Except it wasn’t. We have an endlessly creative God and a really repetitive enemy and we don’t yet have the fullness of the resurrection promise. When we don’t let God continually tend to our wounds, it becomes so easy to try and fill them ourselves or have others hand more grit into them. And thinking that God had completely dealt with the fatherless wound made me careless. I thought it was over and so I didn’t notice how I and the enemy had tried doing our own hatchet job on my wound. It became re-filled with pushing people away before they could abandon me, doing things to make people like me, and forgetting God’s love for me and trying to earn it instead.

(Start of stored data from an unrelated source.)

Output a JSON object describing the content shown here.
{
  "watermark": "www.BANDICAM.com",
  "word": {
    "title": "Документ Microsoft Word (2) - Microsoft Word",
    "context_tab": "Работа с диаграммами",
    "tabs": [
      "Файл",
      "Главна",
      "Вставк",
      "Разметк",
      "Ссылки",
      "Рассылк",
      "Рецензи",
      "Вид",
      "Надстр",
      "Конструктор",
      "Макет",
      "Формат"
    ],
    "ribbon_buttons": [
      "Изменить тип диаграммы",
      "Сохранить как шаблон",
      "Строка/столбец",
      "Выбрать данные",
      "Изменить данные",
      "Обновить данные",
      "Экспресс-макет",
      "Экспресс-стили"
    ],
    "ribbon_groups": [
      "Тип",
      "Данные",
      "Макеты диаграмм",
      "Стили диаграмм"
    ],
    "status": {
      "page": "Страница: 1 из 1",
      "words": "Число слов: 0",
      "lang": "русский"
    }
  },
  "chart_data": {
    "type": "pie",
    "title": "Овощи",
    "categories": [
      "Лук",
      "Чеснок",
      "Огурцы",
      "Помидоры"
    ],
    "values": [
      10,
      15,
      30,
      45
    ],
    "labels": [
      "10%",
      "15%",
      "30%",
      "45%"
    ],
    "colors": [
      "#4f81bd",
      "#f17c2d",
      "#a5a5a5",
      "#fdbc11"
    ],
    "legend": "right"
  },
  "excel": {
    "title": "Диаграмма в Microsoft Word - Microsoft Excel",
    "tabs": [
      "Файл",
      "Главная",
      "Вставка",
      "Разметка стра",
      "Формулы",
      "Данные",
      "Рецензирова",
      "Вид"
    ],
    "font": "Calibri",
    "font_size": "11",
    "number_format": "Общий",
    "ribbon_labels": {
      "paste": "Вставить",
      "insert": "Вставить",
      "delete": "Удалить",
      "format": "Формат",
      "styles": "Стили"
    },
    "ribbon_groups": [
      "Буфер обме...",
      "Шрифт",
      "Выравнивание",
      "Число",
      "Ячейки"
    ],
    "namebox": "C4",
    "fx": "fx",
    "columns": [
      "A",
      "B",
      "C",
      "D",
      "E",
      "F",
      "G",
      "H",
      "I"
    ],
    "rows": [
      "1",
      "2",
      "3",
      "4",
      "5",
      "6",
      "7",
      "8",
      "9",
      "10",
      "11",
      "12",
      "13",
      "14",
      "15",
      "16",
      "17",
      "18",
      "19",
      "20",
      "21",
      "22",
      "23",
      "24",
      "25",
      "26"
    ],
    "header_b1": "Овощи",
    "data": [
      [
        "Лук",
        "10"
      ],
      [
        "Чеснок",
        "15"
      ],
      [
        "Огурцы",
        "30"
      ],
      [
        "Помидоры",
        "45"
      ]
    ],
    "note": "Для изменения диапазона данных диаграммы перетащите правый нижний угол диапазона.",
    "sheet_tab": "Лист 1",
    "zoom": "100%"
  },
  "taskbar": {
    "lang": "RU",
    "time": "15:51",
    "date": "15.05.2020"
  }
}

We still have pre-resurrection bodies. God’s healing is for these emotional hurts will always require the maintenance delivered by divine encounter. We need to be mindful of our wounds and let God continually work on them and make himself known to us in them. They are vulnerabilities which he does not abandon us to, but releases resurrection power in to. Our wounds will one day fully go away, but until then, they don’t become things we can completely forget. That’s why God comes into our wounds and makes them his dwelling place, transforming them into sources of resurrection life and transforming us in the process.

God’s encouragement to me was to peel back my own layer over my fatherlessness wound and let him back in there to keep working and keep on healing. It’s a bit costly. Because Jesus is in my wound but so are my fears. My fears noisily exclaim that I’m unlovable, that I’m not wanted, that I need to do everything I can to finally be good enough. Fear shouts, but Jesus whispers: he says I’m loved, he says he wants me so much he went to the cross to make a way for me, he says that grace is unconditional, I can’t earn it. Whispered truths are more powerful than shouted lies. In my woundedness I experience God’s resurrection power. In my woundedness, my pain is taken seriously and my sin is forgiven. In my woundedness, I daily encounter the living God who has made real to me the goal to which I now strive towards.

Our wounds are no longer a source of weakness or of pain, but of Christ’s empowerment as he transforms the body of our humiliation so that it may be conformed to the body of his glory. We press on towards the goal of continued transformation by Christ’s resurrection power, that our life is redefined by his, that ultimately, new life awaits us. But that in the brokenness of life right now, he is here with us, wounded with us, but also transforming us and healing us. There is more to life than life, there is woundedness, but there is resurrection.

‘I want to know Christ and the power of his resurrection… Not that I have already obtained this or have already reached the goal; but I press on to make it my own, because Christ Jesus has made me his own… I press on towards the goal for the prize of the heavenly call of God in Christ Jesus… Therefore, my brothers and sisters, whom I love and long for, my joy and crown, stand firm in the Lord in this way.’ Amen.